Although it was not clear what special armour options the proposed jeeps would require, information on the Toyota site indicated that a most expensive Landcruiser (SUV) MSRV sells for $56,215 in Europe and Asia. This excludes delivery, processing and handling fees put at $1,580.

Refitting a cross country Toyota Landcruiser costs between $75,000 and $87,500.

According to information obtained from the popular online encyclopedia, Wikipedia, it costs about $100,000 to turn a normal landcruiser into a bulletproof SUV in the United States.

But if a vehicles is a luxury limousine, the owner will spend more.

Bulletproof cars are normal vehicles that are fitted with extra-security features.
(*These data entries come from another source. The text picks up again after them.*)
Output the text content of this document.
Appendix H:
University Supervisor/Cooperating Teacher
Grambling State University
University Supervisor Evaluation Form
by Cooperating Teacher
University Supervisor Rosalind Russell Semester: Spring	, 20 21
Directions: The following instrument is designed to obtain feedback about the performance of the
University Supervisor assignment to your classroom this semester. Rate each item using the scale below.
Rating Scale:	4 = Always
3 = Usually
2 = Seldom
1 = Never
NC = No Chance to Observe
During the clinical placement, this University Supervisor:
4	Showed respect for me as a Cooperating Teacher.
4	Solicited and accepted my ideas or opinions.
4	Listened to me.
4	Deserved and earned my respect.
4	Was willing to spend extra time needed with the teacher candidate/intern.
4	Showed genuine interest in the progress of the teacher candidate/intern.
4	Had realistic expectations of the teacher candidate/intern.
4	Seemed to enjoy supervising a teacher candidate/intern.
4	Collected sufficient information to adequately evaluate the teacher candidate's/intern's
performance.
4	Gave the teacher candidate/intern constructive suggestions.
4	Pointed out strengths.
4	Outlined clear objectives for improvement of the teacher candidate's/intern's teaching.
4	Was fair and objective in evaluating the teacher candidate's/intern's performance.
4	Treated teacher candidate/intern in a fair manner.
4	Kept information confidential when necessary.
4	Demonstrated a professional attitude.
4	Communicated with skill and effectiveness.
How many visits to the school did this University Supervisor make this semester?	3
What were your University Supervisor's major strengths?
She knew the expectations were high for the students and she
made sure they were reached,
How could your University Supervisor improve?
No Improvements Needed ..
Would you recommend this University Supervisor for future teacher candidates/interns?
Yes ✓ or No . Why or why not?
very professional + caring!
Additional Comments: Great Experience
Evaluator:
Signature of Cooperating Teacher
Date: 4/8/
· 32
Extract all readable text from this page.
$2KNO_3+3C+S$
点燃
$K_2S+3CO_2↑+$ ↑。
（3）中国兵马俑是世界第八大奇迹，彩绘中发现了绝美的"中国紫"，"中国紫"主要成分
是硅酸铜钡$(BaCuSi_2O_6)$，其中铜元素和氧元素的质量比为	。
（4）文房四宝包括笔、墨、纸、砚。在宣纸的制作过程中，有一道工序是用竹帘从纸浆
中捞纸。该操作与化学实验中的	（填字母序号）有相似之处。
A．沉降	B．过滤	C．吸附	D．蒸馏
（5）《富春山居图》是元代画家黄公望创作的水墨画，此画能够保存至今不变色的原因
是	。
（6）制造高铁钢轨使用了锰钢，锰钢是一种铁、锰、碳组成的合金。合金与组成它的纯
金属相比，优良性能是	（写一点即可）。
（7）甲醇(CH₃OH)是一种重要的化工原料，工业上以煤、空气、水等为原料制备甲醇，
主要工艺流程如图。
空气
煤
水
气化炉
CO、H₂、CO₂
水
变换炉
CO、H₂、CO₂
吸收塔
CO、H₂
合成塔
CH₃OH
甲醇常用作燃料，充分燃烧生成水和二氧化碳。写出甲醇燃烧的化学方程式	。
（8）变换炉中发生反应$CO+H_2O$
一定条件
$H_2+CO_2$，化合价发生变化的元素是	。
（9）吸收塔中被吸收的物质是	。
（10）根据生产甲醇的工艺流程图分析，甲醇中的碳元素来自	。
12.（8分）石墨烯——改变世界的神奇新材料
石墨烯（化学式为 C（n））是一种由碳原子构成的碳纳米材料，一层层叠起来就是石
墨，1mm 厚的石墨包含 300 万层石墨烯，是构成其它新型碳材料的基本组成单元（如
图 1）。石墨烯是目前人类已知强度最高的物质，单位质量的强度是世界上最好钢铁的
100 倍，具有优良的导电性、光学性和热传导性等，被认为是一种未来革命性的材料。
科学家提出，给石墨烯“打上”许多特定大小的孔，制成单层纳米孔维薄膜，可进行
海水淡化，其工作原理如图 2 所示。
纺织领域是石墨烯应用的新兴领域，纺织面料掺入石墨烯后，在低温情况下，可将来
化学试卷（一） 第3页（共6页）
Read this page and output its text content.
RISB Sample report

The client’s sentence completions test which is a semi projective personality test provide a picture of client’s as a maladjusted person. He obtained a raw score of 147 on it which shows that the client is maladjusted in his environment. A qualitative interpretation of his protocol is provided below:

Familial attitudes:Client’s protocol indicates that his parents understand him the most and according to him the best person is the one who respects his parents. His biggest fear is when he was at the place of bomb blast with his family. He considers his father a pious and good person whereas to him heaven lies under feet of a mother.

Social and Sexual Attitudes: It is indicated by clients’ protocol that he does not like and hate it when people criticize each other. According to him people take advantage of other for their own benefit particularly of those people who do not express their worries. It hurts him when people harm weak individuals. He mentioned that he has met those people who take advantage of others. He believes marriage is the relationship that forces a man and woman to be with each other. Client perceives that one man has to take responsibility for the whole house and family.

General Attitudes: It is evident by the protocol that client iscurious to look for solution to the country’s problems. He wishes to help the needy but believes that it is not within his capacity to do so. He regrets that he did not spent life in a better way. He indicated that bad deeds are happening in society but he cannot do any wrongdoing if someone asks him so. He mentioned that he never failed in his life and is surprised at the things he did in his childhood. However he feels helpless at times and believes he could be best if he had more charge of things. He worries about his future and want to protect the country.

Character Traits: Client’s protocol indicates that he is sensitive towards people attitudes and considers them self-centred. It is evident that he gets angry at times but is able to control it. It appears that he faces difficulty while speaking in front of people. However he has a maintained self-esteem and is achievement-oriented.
The windows are replaced with bulletproof windows.

The outer body of such cars are then reinforced with steel.

The spokesman added, We had earlier certified the two requests, but INEC returned the certificates on the ground that the prices we certified for the projects were not acceptable to it.

But our market survey strengthened our position in this matter. As we speak, no INEC request is pending in our office. If INEC feels otherwise, let (the commission) name the project and when it was submitted to our office.

He argued that approval could not be given to requests not presented to the office.

Although he did not say when the Due Process Office issued the allegedly rejected certificates to INEC, Orji said the commission brought a fresh request only on Tuesday.

It is only around 5pm today (Tuesday) that they came to us with a letter of request. I am not sure about the nature of request they have made, but I can assure you that it has just come to us, he added.

Attempts by our correspondents to speak with INECs Director of Public Affairs, Mr. Segun Adeogun, failed.

He did not respond to calls made repeatedly to his office and his mobile phone.

But in a telephone interview with our correspondent on Tuesday night, the Chief Press Secretary to the INEC Chairman, Mr. Andy Ezeani, said, If there is any high level security arrangement for 2007 poll, I am not aware that the commission is involved in any such thing.

Some weeks ago, some people came up with a rumour that INEC was purchasing bulletproof cars for its national commissioners, which was not true.

I want to call your attention to something. Two months ago, INEC and the Due Process Office appeared before a House committee and at that forum, the head of Due Process made it clear that his office approved applications from INEC as they come. (He said) that the release of appropriation to INEC was only done in piecemeal once the commission satisfied the condition for the release of fund.

It becomes quite strange and contradictory for the Due Process Office to say that it had approved all the demands of INEC.

The Chairman of the House Committee on Finance, Alhaji Abdulahi Idris Umar, and his INEC counterpart, Hamishu Shira, had blamed the Due Process Office for the commissions inability to access its funds.

They, however, said that a meeting had been scheduled between the Minister of Finance, Mrs. Nenadi Usman, the Accountant-General of the Federation and the INEC Chairman next week to find a solution to the problem.

Masari had in an opening address described the legislature as a critical branch of government and urged the representatives to re-dedicate themselves to the service of the country.

He urged all the standing committees of the House to intensify their oversight functions over ministries, departments and agencies of the government.

The House also received letters from President Olusegun Obasanjo, including bills on Maritime Safety; the Establishment of Federal Capital Territory College of Education; the FCT Educational Resource Centre; the FCT Mass Literacy Centre; the National Identity Management Commission; and the Consumer Regulatory Commission.